「あれ、あれをごらんなさい。あの火はいったいなんでしょう」
神谷の言葉に彼方を眺めると、いかにも、森の中の怪屋のあたりとおぼしく、一団の火焔が、大きな狐火のようにメラメラと燃えている。
「おや、火事じゃないか」
「ウン、そうだ。おい君、君が逃げ出す時に、シャツやなんかに火をつけてきたと言ったね。それが燃えひろがったんじゃないか」
警官が口々に言う。
「いや、そんなはずはありませんよ。高が一とかたまりの布切れですもの。老人が踏み消してしまったに違いありません。それにもしあれがもとだとすると、もっと早く燃えひろがっていなければなりません」
神谷は不思議に耐えなかった。
ともかくも行ってみようと、歩き出して、だんだん森に近づくにつれ、刻一刻火焔は大きくなりまさり、彼らがそこに到着した時には、もう手もつけられない本物の火災になっていた。

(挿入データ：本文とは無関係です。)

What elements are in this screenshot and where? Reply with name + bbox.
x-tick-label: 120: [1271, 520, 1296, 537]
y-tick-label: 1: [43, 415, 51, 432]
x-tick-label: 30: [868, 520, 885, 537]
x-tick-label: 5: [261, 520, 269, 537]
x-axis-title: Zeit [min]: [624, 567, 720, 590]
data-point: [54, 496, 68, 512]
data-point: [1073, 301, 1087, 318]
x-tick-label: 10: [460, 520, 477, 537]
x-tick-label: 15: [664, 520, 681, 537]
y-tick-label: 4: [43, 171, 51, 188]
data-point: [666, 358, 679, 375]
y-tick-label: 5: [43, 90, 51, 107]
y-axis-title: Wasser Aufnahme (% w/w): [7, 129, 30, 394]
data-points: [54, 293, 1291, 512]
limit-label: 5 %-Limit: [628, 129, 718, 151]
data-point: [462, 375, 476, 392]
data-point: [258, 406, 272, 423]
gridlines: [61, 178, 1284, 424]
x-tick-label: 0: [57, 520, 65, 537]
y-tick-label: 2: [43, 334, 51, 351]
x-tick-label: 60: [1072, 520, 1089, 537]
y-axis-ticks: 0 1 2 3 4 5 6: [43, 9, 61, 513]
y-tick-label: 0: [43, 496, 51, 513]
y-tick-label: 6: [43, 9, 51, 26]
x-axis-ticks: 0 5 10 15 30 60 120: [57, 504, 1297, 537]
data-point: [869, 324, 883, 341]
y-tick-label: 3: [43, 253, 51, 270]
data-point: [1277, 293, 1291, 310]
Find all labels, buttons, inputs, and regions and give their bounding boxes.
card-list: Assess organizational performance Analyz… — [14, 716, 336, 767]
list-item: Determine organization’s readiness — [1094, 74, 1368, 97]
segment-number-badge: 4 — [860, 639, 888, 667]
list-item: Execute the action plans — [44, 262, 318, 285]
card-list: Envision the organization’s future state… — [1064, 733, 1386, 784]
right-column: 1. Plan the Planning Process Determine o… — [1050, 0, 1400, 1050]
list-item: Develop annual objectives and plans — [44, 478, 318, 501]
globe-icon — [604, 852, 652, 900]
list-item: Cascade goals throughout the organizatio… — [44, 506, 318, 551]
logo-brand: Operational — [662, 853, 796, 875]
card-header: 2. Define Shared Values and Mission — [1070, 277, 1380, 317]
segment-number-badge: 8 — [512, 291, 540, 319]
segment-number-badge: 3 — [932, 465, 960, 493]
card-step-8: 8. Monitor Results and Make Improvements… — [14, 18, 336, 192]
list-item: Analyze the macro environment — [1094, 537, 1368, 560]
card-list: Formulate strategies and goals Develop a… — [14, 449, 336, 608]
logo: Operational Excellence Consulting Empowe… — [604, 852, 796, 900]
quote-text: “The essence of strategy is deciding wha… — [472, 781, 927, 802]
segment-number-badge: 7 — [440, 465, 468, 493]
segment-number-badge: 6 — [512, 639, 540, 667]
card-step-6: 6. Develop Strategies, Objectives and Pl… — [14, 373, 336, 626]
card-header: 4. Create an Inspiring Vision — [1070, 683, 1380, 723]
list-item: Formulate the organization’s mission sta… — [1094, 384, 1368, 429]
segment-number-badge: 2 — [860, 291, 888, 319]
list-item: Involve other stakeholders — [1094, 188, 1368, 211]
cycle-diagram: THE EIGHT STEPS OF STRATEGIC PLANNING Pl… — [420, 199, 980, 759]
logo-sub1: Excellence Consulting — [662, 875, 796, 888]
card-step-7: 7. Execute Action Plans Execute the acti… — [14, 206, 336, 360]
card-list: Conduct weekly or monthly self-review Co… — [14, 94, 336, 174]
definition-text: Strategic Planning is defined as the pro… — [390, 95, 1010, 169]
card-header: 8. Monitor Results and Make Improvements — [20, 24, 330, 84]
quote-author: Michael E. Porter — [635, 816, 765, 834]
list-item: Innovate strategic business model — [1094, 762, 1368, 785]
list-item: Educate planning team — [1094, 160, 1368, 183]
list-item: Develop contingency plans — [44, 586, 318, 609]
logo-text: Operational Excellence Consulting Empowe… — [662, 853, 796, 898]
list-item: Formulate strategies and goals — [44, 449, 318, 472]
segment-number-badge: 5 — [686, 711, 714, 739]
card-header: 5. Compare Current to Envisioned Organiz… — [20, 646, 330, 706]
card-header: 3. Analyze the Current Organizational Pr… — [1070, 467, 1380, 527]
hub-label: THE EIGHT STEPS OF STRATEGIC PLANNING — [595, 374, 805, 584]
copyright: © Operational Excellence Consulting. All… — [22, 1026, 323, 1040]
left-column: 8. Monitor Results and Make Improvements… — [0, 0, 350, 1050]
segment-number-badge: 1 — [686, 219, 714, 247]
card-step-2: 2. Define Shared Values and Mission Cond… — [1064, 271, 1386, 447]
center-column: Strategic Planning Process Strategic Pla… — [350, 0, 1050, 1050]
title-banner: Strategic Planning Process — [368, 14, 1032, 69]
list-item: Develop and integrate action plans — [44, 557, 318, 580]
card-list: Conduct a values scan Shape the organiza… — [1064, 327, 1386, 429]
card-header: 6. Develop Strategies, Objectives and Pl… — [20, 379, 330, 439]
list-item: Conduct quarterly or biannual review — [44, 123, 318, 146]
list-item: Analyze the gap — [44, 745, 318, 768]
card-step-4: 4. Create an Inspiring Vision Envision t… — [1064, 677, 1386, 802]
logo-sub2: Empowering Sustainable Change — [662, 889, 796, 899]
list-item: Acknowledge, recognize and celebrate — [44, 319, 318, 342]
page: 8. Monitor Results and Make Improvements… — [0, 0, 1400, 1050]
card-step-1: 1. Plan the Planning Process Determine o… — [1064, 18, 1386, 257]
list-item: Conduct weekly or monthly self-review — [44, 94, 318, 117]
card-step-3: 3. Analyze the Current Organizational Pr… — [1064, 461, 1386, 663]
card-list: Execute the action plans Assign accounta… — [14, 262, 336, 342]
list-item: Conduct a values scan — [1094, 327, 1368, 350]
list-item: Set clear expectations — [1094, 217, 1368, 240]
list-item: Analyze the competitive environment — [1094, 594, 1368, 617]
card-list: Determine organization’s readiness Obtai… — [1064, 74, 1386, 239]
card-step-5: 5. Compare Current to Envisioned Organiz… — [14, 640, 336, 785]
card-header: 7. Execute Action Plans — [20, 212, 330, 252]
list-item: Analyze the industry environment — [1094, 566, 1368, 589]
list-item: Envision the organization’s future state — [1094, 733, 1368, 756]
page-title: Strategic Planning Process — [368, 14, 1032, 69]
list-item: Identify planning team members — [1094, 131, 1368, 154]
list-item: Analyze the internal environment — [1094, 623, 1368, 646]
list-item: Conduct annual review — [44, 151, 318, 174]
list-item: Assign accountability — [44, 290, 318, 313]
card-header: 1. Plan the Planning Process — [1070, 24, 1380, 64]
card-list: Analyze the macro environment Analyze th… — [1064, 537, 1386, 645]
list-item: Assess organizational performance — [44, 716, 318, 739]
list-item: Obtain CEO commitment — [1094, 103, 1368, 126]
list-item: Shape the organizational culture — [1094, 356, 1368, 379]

パチパチと物のはぜる音、窓という窓から吹き出す赤黒い火焔の舌、ムクムクと舞い上がる黒けむり、早くも棟の一部のくずれ落ちる大音響、パッと立ち昇る火の粉、森全体が白昼のように明るく、立ち並ぶ木の幹が、みな半面を朱に染めて、クッキリと浮き上がってみえた。
「ウム、やつらは罪跡をくらますために、自分で火をつけたのだ。もう今頃はどっかへ行方をくらましてしまったに違いない。おい、誰か署へ帰って、非常線の手配を頼んでくれたまえ。それから消防だ。もうこうなってはわれわれの出る幕じゃない。ともかくも火を消すことが第一だ」
おもだった警官の命令に、一人の警官が懐中電燈をふり照らしながら、駈け出していった。
残った人々は、火焔を遠巻きにして、怪屋の周囲をグルグル歩きまわり、怪しい人影もやと眼をくばったが、悪人たちがその頃まで現場にうろうろしているはずはなく、あかあかと照らし出された森の中には、なんの怪しいけはいもなかった。
かくして、恩田父子は、殺人罪目撃者に逃げ出された窮余の一策、わが巣窟に火をかけて、あらゆる罪跡を湮滅し、いずれともなく姿を消してしまったのだ。
彼らが処罰を恐れて姿をくらましたことは言うまでもない。だが、いかに処罰を恐れたからといって、あの血に飢えた獣人が、これ限りその爪牙を隠して一生を終ることができるであろうか。いや、それよりも、彼らの大切な巣窟を焼かしめ、彼らの犯罪をその筋に告げ知らせた神谷に対する怨恨を、果たして忘れ去ることができるであろうか。一匹の野獣を失ったばかりに、平然と弘子の命を断った彼らだ。それに比べては幾層倍のこの恨み、ただ単純に神谷の生命を狙うだけで満足しようとは考えられぬではないか。
神谷は果たして安全でいることができるであろうか。たとえ彼自身の生命は安全であっても、何かしらそれ以上に彼を苦しめ悩ますようなことが起こりはしないであろうか。
また神谷のがわからいえば、恩田父子は、憎んでも憎み足りない仇敵であった。彼は、草の根を分けても彼らを探し出し、この恨みをはらしたいと願った。
深讐綿々たる対立、ああ、彼らの行く手には、果たしてどのような運命が待ち構えていたことであろう。